The defendants filed a general demurrer to the petition. The judge sustained the demurrer and dismissed the petition and it is to this ruling exception is taken.


1. This being an action based on the alleged failure of the defendant to provide a safe place for the plaintiff to work, it is essential that the petition show that the alleged defect in the machine was the proximate cause of the injury. Vinson v. Willingham Cotton Mills, 2 Ga. App. 53 (4) ( 58 S.E. 413). The petition alleged that as a result of the machine being defective it became "clogged, stopped up and congested" and was smoking; the plaintiff attempted to lift the "feeding platform" with an improvised handle and in doing so his right hand was struck by one of the saws in the machine. While the petition does allege that the machine clogged and stopped up due to its being defective, there is no allegation that the plaintiff received his injury as a result of this defect. There being no allegation showing that the proximate cause of the plaintiff's injury was the defect in the machine, the petition failed to set forth a cause of action.

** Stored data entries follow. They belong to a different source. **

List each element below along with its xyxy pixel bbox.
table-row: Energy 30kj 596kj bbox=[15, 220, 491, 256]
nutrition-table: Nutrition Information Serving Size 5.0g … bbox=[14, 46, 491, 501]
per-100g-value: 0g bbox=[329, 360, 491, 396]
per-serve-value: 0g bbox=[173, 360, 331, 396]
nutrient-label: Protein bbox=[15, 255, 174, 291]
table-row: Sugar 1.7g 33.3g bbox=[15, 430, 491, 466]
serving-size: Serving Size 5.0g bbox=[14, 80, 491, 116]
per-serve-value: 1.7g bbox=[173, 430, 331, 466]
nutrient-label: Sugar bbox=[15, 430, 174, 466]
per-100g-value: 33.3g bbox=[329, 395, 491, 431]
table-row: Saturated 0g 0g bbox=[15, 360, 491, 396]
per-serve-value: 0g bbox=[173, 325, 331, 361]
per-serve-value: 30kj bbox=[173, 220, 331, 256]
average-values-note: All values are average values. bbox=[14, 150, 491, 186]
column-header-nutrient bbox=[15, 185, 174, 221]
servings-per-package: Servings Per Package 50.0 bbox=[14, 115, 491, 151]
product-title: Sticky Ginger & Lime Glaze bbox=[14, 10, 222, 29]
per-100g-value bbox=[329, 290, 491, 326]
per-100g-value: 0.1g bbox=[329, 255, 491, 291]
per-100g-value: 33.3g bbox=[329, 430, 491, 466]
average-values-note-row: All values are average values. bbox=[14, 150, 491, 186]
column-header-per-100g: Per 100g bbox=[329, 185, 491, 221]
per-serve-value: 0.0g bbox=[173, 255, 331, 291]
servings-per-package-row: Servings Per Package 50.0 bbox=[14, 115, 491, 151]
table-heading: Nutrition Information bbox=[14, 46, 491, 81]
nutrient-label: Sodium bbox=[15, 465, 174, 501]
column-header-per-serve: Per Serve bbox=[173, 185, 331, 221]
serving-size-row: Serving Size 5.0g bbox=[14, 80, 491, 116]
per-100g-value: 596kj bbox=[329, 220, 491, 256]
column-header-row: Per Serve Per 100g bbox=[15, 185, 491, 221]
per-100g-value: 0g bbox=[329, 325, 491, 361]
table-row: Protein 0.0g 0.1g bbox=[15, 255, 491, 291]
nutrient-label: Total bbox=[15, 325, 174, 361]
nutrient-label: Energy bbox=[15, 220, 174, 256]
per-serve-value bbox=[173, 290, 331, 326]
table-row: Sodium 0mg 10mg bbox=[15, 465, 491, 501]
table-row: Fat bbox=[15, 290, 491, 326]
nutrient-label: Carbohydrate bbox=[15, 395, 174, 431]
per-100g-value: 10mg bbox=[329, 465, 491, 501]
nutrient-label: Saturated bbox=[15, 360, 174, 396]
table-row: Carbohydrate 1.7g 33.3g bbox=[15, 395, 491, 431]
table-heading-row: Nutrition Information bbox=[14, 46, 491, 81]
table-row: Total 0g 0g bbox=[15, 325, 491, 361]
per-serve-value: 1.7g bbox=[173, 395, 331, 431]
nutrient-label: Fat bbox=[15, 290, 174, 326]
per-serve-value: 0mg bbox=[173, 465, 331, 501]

2. The petition is fatally defective for the further reason that the defective condition was obvious to the plaintiff at the time the injury occurred. Middle Ga. Atlantic Ry. Co. v. Barnett, 104 Ga. 582 (2) ( 30 S.E. 771). It is well settled that no recovery can be had for defects of which an employee has knowledge, and he must exercise ordinary care in detecting such defects. "As a limitation upon the right of an employee to recover for injuries resulting from defective machinery, appliances, or working grounds or places it is well settled that no recovery can be had for defects of which such employee has knowledge, and that he must exercise ordinary care and caution in detecting such defects; and hence the establishment of the rule that the servant not only assumes all risks ordinarily incident to the business in which he is engaged, but also all other open and visible risks, whether usually incident to the business or not. The servant is bound to see patent and obvious defects in appliances furnished him, and dangerous conditions of the premises upon which he is to work, which are open and visible. He must himself assume the risks and hazards which are open to observation, and is bound, to a certain extent at least, to exercise his own skill and judgment in discovering defects not concealed and in preventing injuries which may arise therefrom; he cannot blindly rely upon the care and skill of his master. The servant is presumed to know of defects which are obvious, and is chargeable with knowledge of such defects; and this knowledge may be inferred from evidence of his familiarity with the working place or grounds upon which he is required to work." Walker v. Atlanta West Point R. Co., 103 Ga. 820, 822 ( 30 S.E. 503).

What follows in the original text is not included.